The sequential rejection principle of familywise error control

TL;DR

This paper introduces the sequential rejection principle as a fundamental approach to familywise error control, unifying many existing methods and providing a new perspective for developing structured multiple testing procedures.

Contribution

It presents a general sequentially rejective testing procedure that encompasses many known methods and offers a theoretical foundation for error control in structured hypotheses.

Findings

Many well-known procedures are special cases of the proposed framework.

The sequential rejection principle ensures strong familywise error control under simple criteria.
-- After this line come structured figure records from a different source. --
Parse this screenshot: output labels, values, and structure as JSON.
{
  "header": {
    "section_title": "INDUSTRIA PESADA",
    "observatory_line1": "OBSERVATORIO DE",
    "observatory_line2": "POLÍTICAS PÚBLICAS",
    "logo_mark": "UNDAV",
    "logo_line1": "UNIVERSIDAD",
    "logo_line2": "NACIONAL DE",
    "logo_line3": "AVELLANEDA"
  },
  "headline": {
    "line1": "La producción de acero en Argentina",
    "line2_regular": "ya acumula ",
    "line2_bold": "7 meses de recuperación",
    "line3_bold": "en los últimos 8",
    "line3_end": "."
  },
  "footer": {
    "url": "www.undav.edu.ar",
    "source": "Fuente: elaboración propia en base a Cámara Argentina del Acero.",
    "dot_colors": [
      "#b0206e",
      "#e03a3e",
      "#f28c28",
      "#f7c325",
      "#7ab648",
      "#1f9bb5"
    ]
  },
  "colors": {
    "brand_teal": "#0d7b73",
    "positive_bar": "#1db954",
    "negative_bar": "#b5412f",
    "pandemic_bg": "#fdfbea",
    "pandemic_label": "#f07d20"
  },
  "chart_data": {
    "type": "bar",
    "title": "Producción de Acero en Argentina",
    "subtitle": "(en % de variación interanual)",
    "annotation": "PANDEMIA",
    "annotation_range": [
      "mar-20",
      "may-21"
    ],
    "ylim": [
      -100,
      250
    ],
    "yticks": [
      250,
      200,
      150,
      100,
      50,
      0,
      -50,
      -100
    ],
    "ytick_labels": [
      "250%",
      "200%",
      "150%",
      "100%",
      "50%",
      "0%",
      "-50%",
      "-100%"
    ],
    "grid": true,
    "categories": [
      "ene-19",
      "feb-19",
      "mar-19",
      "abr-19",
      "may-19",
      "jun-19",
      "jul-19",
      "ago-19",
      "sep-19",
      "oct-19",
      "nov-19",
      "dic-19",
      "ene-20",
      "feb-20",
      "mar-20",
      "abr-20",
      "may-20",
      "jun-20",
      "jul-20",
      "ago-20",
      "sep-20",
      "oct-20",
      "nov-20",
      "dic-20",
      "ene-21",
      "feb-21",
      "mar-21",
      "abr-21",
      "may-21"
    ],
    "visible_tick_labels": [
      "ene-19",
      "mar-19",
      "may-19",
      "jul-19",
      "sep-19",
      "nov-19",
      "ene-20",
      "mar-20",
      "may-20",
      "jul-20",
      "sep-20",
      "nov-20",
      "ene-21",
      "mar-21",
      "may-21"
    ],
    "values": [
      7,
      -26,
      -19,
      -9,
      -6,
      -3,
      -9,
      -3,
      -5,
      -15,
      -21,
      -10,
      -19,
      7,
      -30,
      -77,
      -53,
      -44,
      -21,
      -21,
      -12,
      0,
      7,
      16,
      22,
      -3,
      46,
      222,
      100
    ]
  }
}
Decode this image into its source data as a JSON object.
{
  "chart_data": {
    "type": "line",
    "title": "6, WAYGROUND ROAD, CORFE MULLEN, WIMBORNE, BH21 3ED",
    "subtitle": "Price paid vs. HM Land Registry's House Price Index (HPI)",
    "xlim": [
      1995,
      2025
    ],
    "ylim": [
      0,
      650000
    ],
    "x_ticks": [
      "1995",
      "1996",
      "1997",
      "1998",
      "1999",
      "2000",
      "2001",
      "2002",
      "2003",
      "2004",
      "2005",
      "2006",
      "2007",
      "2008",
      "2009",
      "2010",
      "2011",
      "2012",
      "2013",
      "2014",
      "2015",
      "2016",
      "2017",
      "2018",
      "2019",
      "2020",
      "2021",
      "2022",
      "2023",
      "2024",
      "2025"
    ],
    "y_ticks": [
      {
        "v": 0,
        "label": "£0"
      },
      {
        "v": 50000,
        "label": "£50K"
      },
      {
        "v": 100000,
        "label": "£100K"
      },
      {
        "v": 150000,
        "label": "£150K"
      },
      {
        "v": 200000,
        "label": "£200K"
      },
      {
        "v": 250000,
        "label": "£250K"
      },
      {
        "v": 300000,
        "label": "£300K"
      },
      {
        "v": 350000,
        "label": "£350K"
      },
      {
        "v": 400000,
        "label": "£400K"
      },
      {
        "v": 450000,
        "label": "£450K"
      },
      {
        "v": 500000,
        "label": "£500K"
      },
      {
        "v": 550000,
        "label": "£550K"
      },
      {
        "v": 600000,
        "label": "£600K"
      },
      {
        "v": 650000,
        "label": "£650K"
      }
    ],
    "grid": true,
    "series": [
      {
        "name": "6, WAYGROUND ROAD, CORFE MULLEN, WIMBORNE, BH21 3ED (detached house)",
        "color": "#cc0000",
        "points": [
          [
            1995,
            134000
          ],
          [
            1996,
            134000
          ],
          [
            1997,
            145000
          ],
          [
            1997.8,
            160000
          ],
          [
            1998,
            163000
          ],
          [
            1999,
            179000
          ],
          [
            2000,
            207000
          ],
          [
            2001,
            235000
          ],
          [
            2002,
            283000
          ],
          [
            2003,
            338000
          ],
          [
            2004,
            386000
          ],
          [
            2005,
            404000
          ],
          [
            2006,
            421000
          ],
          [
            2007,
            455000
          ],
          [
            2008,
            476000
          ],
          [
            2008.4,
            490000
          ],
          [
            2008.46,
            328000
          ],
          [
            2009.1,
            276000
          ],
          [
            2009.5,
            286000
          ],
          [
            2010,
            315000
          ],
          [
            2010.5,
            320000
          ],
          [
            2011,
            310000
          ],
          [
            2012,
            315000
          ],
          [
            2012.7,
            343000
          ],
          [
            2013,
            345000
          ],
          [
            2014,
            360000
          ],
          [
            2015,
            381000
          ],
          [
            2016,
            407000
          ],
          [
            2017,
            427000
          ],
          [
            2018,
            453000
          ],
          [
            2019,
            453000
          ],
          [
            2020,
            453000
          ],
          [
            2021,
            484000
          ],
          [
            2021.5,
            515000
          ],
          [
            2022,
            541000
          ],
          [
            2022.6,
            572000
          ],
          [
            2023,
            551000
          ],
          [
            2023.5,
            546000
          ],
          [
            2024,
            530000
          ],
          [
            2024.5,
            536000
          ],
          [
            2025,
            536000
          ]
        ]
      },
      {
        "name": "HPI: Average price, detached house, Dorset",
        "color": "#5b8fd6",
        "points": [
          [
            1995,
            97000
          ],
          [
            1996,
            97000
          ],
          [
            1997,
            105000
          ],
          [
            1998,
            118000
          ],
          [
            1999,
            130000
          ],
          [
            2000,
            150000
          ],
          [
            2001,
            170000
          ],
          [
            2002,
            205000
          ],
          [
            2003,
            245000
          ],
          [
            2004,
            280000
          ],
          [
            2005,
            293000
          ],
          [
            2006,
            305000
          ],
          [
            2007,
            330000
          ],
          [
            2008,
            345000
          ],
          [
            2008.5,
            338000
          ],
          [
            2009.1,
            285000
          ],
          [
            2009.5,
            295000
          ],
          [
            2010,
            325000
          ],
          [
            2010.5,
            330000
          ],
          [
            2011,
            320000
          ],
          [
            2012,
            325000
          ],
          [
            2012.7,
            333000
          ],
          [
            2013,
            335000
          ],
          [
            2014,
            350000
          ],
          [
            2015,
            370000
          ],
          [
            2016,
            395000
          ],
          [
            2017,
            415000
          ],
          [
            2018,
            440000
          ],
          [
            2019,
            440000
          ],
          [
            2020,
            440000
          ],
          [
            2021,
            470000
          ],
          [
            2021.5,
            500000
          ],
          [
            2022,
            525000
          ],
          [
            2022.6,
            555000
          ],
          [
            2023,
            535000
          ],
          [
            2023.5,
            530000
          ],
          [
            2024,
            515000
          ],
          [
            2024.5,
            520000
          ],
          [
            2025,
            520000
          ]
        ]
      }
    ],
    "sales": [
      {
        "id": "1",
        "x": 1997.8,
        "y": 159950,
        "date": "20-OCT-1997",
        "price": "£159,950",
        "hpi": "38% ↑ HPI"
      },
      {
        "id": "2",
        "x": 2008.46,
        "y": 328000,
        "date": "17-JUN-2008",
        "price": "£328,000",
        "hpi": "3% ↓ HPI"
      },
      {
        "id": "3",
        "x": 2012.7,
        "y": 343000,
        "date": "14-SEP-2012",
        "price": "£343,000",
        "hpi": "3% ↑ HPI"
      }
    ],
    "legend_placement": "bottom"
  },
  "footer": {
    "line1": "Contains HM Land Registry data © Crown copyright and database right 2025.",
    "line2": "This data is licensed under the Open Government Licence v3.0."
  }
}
The approach facilitates the development of procedures for graph-structured hypotheses.

Abstract

Closed testing and partitioning are recognized as fundamental principles of familywise error control. In this paper, we argue that sequential rejection can be considered equally fundamental as a general principle of multiple testing. We present a general sequentially rejective multiple testing procedure and show that many well-known familywise error controlling methods can be constructed as special cases of this procedure, among which are the procedures of Holm, Shaffer and Hochberg, parallel and serial gatekeeping procedures, modern procedures for multiple testing in graphs, resampling-based multiple testing procedures and even the closed testing and partitioning procedures themselves. We also give a general proof that sequentially rejective multiple testing procedures strongly control the familywise error if they fulfill simple criteria of monotonicity of the critical values and a limited form of weak familywise error control in each single step. The sequential rejection principle gives a novel theoretical perspective on many well-known multiple testing procedures, emphasizing the sequential aspect. Its main practical usefulness is for the development of multiple testing procedures for null hypotheses, possibly logically related, that are structured in a graph. We illustrate this by presenting a uniform improvement of a recently published procedure.